For the most part, the material doesn’t help. “This Could Be The Start Of Something Big,” doesn’t sound like it. But at least that can arguably be called a classic, one of only two of Steve Allen’s alleged 8,500 songs to penetrate the national consciousness. I don’t agree, but it can be. But “Alone Again (Naturally)?” “Song Sung Blue?” Darin works what little drama can be found in the lyrics and is never less than tuneful, but it’s like getting John Huston to read jump-rope rhymes. Yeah, it would probably sound pretty good, but it would never be anything more than a curiosity.

Not all these songs are a total wash, especially a kidding-around version of “Beyond The Sea,” where Darin does seem to be having fun, and the obligatory “Mack.” This was a song he made so much his own that even Old Blue Eyes didn’t touch it till nearly 10 years after Darin was dead.

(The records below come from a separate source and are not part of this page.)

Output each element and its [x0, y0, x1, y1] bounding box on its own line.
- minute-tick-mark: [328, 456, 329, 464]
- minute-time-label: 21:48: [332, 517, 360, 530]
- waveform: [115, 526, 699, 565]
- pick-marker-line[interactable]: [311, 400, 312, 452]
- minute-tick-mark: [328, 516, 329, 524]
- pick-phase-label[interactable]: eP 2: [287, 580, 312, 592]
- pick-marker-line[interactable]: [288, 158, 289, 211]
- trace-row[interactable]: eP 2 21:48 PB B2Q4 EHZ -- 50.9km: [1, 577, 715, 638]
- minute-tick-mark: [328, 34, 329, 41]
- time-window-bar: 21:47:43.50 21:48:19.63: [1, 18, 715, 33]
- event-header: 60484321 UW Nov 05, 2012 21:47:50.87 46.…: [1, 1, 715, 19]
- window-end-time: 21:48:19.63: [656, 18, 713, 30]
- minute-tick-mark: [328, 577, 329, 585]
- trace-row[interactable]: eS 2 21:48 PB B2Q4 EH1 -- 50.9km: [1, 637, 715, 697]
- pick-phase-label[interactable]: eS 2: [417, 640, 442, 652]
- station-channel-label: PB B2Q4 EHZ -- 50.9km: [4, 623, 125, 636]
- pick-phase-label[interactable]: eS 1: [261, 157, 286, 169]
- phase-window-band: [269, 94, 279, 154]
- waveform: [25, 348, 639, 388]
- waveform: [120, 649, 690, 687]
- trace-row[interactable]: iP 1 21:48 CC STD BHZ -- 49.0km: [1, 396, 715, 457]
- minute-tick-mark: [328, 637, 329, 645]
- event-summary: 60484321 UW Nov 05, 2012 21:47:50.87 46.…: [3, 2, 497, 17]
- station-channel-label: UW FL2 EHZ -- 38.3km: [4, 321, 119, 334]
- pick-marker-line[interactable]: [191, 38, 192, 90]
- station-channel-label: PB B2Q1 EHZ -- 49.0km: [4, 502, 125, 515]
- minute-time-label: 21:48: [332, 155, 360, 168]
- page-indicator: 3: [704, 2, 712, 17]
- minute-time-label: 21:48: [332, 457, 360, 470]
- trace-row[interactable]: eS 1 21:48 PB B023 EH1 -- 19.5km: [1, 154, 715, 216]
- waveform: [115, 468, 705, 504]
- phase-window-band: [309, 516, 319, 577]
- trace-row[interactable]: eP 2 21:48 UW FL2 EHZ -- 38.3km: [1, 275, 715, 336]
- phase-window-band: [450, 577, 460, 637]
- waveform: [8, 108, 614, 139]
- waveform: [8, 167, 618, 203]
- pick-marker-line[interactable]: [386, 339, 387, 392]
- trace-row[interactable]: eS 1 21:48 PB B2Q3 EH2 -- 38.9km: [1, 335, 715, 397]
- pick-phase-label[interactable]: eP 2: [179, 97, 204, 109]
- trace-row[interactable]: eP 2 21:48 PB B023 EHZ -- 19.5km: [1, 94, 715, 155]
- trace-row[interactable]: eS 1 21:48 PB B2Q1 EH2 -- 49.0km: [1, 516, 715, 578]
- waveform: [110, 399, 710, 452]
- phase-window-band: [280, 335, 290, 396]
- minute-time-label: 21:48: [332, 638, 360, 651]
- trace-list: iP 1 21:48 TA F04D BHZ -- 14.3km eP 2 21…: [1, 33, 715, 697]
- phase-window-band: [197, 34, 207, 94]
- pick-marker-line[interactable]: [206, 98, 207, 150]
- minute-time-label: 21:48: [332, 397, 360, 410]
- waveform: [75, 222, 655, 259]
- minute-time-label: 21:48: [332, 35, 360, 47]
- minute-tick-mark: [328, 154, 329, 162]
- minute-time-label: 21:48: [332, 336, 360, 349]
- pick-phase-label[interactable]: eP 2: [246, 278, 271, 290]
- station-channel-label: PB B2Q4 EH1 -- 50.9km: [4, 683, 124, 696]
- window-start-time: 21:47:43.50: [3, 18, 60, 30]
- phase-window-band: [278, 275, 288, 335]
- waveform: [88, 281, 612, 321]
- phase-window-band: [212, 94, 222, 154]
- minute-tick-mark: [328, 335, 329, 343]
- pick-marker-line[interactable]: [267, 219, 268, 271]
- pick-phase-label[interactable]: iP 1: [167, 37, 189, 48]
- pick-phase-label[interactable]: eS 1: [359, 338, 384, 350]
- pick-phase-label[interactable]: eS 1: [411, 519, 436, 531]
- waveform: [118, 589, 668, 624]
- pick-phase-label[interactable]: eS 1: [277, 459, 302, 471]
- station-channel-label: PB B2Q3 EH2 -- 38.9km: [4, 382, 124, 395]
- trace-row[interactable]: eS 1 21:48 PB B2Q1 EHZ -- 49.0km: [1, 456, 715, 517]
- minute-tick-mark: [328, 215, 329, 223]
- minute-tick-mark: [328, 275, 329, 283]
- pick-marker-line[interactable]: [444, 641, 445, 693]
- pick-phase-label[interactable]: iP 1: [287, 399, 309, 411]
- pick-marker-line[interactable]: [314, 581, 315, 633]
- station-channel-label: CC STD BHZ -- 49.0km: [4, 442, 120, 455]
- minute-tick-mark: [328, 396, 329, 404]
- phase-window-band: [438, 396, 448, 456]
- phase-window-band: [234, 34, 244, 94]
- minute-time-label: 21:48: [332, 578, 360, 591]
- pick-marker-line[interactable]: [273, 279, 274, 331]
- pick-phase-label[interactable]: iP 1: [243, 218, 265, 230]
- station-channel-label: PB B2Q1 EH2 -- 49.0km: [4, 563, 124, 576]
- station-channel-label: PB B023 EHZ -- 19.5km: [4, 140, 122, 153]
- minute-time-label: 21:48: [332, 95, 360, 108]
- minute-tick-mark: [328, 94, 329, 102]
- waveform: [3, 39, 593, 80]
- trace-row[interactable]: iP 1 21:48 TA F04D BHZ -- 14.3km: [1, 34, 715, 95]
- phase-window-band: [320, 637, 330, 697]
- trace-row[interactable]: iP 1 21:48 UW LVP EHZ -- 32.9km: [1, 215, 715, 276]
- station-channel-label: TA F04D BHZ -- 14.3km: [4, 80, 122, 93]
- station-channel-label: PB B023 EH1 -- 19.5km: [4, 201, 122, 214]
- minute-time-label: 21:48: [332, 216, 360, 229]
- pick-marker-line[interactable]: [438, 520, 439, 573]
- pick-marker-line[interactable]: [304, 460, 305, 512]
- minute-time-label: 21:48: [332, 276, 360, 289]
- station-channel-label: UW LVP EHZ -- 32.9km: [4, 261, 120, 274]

On this set, what these songs do best is set up the contrast to Darin’s folk rock stage, represented by Dylan’s “I’ll Be Your Baby Tonight” and the pretty but lyrically baffling “If I Were A Carpenter” (you thought “I Am The Walrus” was surreal). When Darin gets the Vegas showroom out of his voice, he’s a much better singer.

Somewhere in between the rock and a hard place representing Darin’s folk and showman aspirations, respectively, are a couple of country ditties. “Jive” is nice-and-easy, and sounds like the best radio announcer theme song you ever heard (“Jive’s alive, from nine to five, my main man!”), but it’s very likable. “Long Time Movin’” is more substantial, with a clever lyric listing the things the singer won’t miss as he moves on.

Finally comes a too brief medley of standards performed with (unless my ears deceive me) a jazz quartet. These should make the final argument to anyone still inclined to dismiss Darin as a lightweight.

So what’s my picture of Darin now? Well, it’s of someone who really should have sung a lot more jazz. Certainly the jazz stuff – “Moon River” and “All The Way” especially – has held up a lot better than the “showbiz” material with which this set opens. He may or may not have been, as Dorn argues, “one of the greatest entertainers and singers of the 20th Century.” But on the evidence presented here, my conclusion would be: Underrated to be sure, and worthy of further investigation.